Dla mnie osobiście to idiotyczna sytuacja. Jeśli jestem producentem lub reżyserem i chce tego lub innego muzyka to mam to gdzieś co ludzie powiedzą itp. To mój kaprys i moja jakąś tam wizja artystyczna i w tej kwestii ludzie nie mają nic do powiedzenia, bo to mój wybór. Ta cała gownoburza to przesada. Co Balfe ma zrezygnować jak ktoś mu zaproponował pracę? Wie jaka to seria sam jest świadomy presji. Reżyser czy producent by chciał kogoś innego to by wziął, a wziął Balfe. Ludzie pokazują swoje prawdziwe oblicze, przesadzaja. Jak tak ich Balfe strasznie denerwuje to niech idą na seans M:I Fallout ze stoperami w uszach. Cały konflikt wygląda na kłótnie dzieciaczkow w piaskownicy. Żenada.

Awatar użytkownika
Adam
Jan Borysewicz
Posty: 59967
Rejestracja: wt lis 24, 2009 19:02 pm

Re: Lorne Balfe

#387 Post autor: Adam » pn kwie 23, 2018 09:47 am

nie bardzo rozumiesz zatem system hollywoodu - gdy na pokazach testowych coś jest z filmem nie tak, to pierwsze co się zmienia to muzykę :) dlaczego? odpowiedz sobie sam.. po tej gównoburzy jeśli Balfe zrobi kupę to będzie większa szansa że się jej pozbędą (choć oczywiście niejest to regułą).. do premiery 3 msc, kupa czasu, ze 2 scory mozna jeszcze napisać :)

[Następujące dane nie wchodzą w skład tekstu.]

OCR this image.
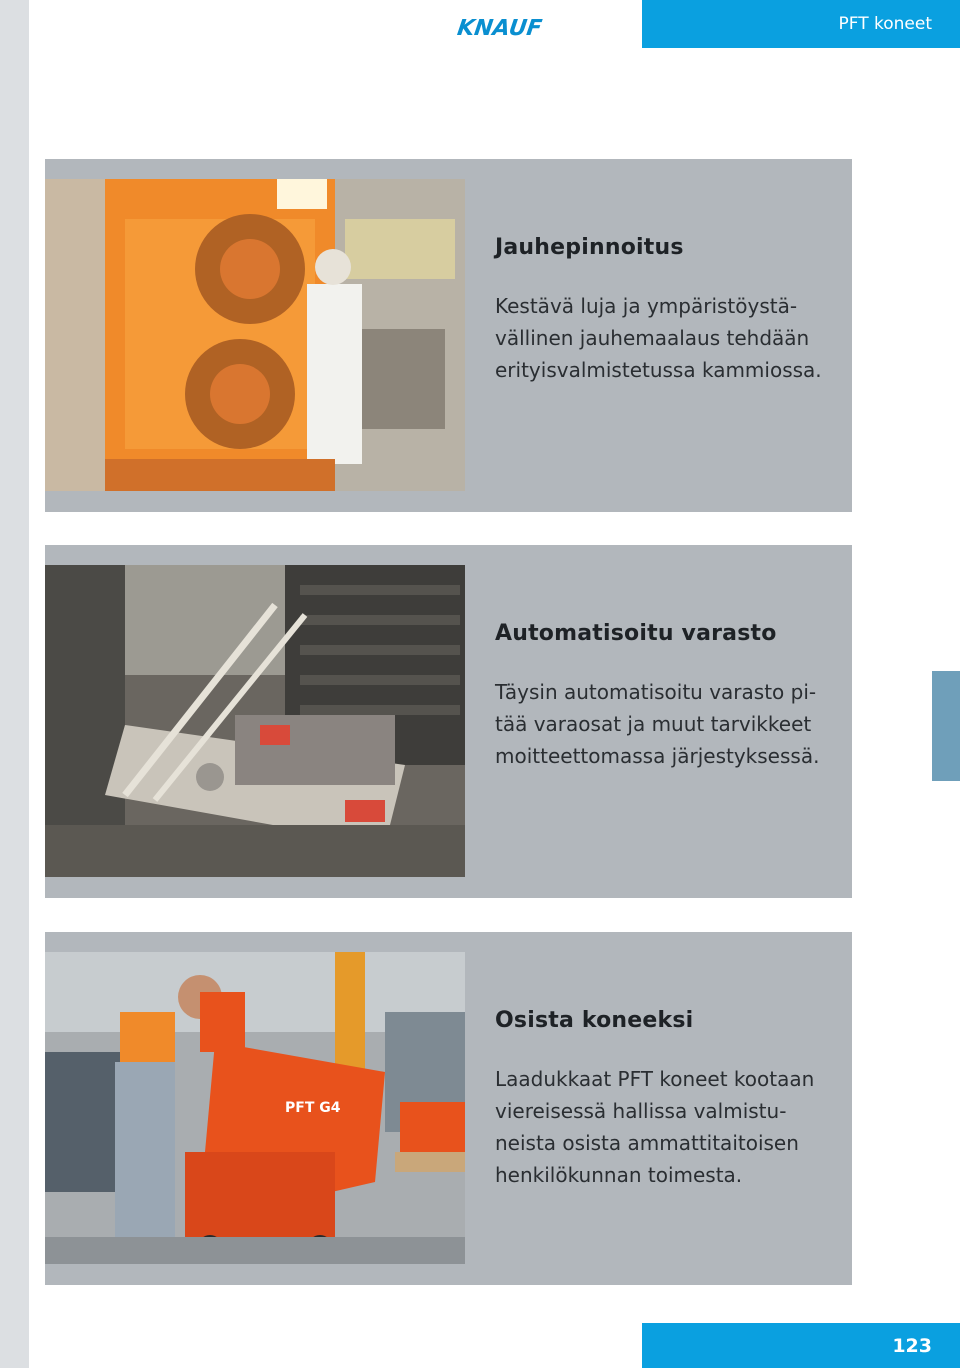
KNAUF	PFT koneet
Jauhepinnoitus

Kestävä luja ja ympäristöystä-
vällinen jauhemaalaus tehdään
erityisvalmistetussa kammiossa.

Automatisoitu varasto

Täysin automatisoitu varasto pi-
tää varaosat ja muut tarvikkeet
moitteettomassa järjestyksessä.

PFT G4
Osista koneeksi

Laadukkaat PFT koneet kootaan
viereisessä hallissa valmistu-
neista osista ammattitaitoisen
henkilökunnan toimesta.

123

a juz tekst rezysera że zatrudnienie Balfa to głębsza i bardzo przemyslana koncepcja to epic fail :mrgreen:
#FUCKVINYL

Awatar użytkownika
Mystery
James Horner
Posty: 25111
Rejestracja: pt gru 01, 2006 11:34 am

Re: Lorne Balfe

#388 Post autor: Mystery » pn kwie 23, 2018 10:00 am

Jak coś w filmie zgrzyta, a premiera za 5 12 to zazwyczaj pada na score, bo muzę jest zmienić najłatwiej, najtaniej i najszybciej :) A film naprawdę powstaje naprędce, jeszcze nie dawno kręcono ostatnie sceny, Tom 27 marca pisał "That’s a wrap"...

Awatar użytkownika
Adam
Jan Borysewicz
Posty: 59967
Rejestracja: wt lis 24, 2009 19:02 pm

Re: Lorne Balfe

#389 Post autor: Adam » pn kwie 23, 2018 10:01 am

a score Balfe robił od końca stycznia. Będzie wzorem MoS masę perkusistów bo w Air Studios nagrywał chyba 7 :mrgreen:
#FUCKVINYL

Awatar użytkownika
Radosław Rozbicki
Asystent orkiestratora
Posty: 373
Rejestracja: pt lis 12, 2010 17:25 pm

Re: Lorne Balfe

#390 Post autor: Radosław Rozbicki » pn kwie 23, 2018 10:03 am

Taaa widzę ten cały Hollywood, niby środowiska artystyczne, a zachowują się jak dzieci w piaskownicy. Balfe zrobił już do kilku dużych produkcji muzykę, jak na testach będzie źle (w co wątpię, bo reżyser jest świadomy kogo bierze) to będzie reject i tyle.